How to an app can access issues that are secured

bartlomiej · May 13, 2021, 8:22am

Hi there,

We’ve recently had a customer contact us about an issue with our app - which turned out to be a problem with permissions.

We are indexing issues in the backend, and for that we invoke a JQL request to the search endpoint. That gives us a list of issue ids which we persist, and make another request on the frontend to fetch the actual content and take care of permissions.

The issue comes up when an issue is secured, and in this particular case, the issue requires the user to have an admin permission for the project.

In the past it was possible to edit the security scheme for a project and add an “add-on” user to the scheme, but it looks to me that this is no longer possible.

Is there a way to configure the instance to allow an app to access those issues?

Kind regards,
Bartlomiej Lewandowski

mpaisley · May 25, 2021, 4:02am

Hey Bartlomiej,
Thanks for your question - are you using Connect or Forge to build your app?
Cheers,
Mel

ccurti · May 25, 2021, 5:21am

Hi @bartlomiej,

I think you might be referring to this bug report: [ACJIRA-2406] - Ecosystem Jira.

I don’t have a workaround for this but, if one will be identified, it will be posted on the ticket directly.

It would be good to know here/on the bug report, how many apps are affected and noticed that so far.

Thanks,
Caterina

denizoguz · May 25, 2021, 7:26am

Recently I have also experienced a similar issue. I have fixed it by giving required permission to “atlassian-addons-admins” user group or “atlassian-addons-project-access”.

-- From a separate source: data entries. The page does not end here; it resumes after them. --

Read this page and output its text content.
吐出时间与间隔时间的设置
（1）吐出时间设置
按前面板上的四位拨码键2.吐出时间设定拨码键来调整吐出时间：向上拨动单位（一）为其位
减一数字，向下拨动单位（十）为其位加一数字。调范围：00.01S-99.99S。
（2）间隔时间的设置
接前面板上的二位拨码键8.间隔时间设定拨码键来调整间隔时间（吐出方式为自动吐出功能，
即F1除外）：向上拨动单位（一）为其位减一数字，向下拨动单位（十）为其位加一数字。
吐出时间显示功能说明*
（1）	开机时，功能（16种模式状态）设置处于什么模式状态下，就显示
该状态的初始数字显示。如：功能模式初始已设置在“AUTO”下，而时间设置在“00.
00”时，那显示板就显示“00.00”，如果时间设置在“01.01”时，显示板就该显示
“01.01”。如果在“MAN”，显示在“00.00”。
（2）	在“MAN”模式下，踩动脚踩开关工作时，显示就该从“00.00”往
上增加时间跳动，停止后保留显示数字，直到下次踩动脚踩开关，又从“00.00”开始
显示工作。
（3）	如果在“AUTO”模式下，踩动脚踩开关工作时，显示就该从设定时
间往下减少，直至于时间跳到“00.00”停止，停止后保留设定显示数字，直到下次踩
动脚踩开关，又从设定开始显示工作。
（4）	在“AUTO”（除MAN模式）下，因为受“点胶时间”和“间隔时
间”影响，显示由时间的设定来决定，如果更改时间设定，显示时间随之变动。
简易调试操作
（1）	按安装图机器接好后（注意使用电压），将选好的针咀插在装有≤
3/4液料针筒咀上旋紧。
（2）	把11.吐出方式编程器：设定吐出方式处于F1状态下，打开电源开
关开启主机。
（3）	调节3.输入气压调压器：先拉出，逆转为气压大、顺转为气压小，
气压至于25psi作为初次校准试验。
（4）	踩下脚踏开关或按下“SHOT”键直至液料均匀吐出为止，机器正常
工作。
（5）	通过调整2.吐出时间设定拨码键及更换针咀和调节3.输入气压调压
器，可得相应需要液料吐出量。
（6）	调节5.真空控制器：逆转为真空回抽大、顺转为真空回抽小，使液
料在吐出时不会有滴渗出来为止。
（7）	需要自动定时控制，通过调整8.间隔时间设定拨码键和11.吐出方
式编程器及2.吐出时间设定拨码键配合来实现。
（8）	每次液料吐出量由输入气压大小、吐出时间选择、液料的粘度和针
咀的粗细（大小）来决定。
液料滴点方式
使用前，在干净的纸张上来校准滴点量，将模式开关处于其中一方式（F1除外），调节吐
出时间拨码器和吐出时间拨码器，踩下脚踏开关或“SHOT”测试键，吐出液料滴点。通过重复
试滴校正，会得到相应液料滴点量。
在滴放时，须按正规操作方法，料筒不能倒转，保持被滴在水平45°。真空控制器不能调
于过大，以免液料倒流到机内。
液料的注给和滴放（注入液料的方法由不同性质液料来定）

bartlomiej · May 25, 2021, 9:32am

Connect app

bartlomiej · May 25, 2021, 9:33am

Correct, this issue was probably created after describing the issue in detail in a support ticket

ccurti · May 26, 2021, 1:53am

Thanks for jumping in @denizoguz. Are you sure it is actually working?
I’m trying to understand what I’m doing wrong.

I’ve just tried to do the same by adding these “users” to the Project Settings → Access UI in a team-managed project but, even after adding them, I still cannot retrieve the restricted issues when using the REST APIs in a Connect app.

Here is a screenshot of the Project access page:

denizoguz · May 26, 2021, 7:25am

Hi,
@ccurti Our situation was a little different. It was a Forge app and we were using app “api.asApp().requestJira” method for accessing Jira REST API. I had two problems, first the app didn’t able to retrieve details of an issue, protected with “issue security schema” and a second problem was it didn’t able to retrieve list of “user groups”. Both of them were solved by adjusting permissions of “atlassian-addons-admins” and “atlassian-addons-project-access”. It may not be the same problem but for our similar case adjusting permissions solved both issues.

sash011 · December 19, 2021, 6:35pm

Hi
Has anyone figured out how to give an access to connect app user?
Imagine the project is restricted to a certain user group and we want to allow a particular (connect) app to have access to it as well. How to do that?
Alex

DavidPezet1 · October 25, 2022, 5:30pm

Thanks! This seems to have worked for a Forge app in the production environment, but I’m having trouble while it is in the development environment. I even tried adding the app user directly to the issue type security scheme. Two users show for the app in the single user selection. I assume one is the development install and one is the production install. I added both, but this did not help. Have you experienced anything similar while working with it in the development environment?